Title: Knots and Crosses
Author: Ian Rankin
Publisher: Orion
Publication Date: 2011 (Originally published 19th March 1987)
Format: Paperback
About the book:
Detective John Rebus: His city is being terrorized by a baffling series of murders…and he’s tied to a maniac by an invisible knot of blood. Once John Rebus served in Britain’s elite SAS. Now he’s an Edinburgh cop who hides from his memories, misses promotions and ignores a series of crank letters. But as the ghoulish killings mount and the tabloid headlines scream, Rebus cannot stop the feverish shrieks from within his own mind. Because he isn’t just one cop trying to catch a killer, he’s the man who’s got all the pieces to the puzzle…
What I Thought:
Knots and Crosses is the first book in the Inspector Rebus series by Ian Rankin. In Knots and Crosses John Rebus is still only a detective sergeant, he’s pulled from his routine caseload investigating everyday crimes in the City of Edinburgh, to work on a major case overshadowing the city – Someone is abducting and murdering young girls. At the same time John is receiving strange anonymous notes, are the two related?

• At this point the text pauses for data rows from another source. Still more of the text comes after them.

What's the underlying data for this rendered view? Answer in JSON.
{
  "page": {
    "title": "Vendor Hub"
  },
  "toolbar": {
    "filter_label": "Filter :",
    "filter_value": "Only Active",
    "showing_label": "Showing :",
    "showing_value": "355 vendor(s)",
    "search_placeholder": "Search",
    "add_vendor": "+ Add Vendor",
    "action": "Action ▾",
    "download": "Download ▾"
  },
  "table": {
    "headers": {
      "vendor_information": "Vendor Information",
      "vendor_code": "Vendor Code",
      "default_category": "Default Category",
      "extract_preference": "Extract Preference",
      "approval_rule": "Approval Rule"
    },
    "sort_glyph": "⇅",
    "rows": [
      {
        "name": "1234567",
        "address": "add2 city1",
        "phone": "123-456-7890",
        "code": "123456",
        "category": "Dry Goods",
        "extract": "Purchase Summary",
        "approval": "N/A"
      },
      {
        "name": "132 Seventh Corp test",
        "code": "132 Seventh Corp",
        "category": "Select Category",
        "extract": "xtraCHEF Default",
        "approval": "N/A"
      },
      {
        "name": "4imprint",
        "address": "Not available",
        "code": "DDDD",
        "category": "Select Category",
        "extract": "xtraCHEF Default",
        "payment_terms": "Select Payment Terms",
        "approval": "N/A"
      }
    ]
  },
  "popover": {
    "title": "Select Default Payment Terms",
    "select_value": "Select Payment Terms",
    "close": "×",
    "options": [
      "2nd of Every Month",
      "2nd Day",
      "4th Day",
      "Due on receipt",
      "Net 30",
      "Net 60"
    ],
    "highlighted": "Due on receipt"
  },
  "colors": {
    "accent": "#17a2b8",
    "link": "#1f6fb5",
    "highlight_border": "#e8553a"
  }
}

Knots and Crosses wasn’t my first introduction to John Rebus, I’d seen a number of TV adaptations, and read some of the later novels. I even met Ian Rankin during my fresher year when he came the the University of Dundee while promoting the first in the Malcolm Fox series. In my defence Knots and Crosses was first published several months before I was born, however it’s the sort of series I enjoy so I figured it was time to head back to the beginning. I found a box set of the first ten novels online and got started and I’m pleased to report I was not disappointed by the first book.
I really enjoyed this introduction to Rebus the detective, the plot was intriguing, well written and kept me turning the pages. The city plays such an important role in the book, it’s a city I’m familiar with having studied further up the East Coast in Dundee, and now working on the outskirts. I also really enjoyed the differences between tourist Edinburgh and the criminal side of the city.
I was also intrigued by the time frame for the book, contemporary when it was written, set two years before it was published, it’s now thirty years old and details a world completely different to the one I have grown up and become familiar with – a world with no mobile phones – and telex machines, I had to Google what they were!
This particular edition of Knots and Crosses comes with an additional authors note and I was intrigued by the fact Ian Rankin never intended for Knots and Crosses to be the beginning of a series, it was originally to be a standalone novel, I’m quite pleased it wasn’t.
Would I Recommend?
Of course! Although I doubt there are many crime fans out there who aren’t familiar with Ian Rankin! If you’ve only ever started this series part way through it’s certainly worth going back to the beginning and picking up Knots and Crosses. I’ll be moving onto Hide and Seek shortly!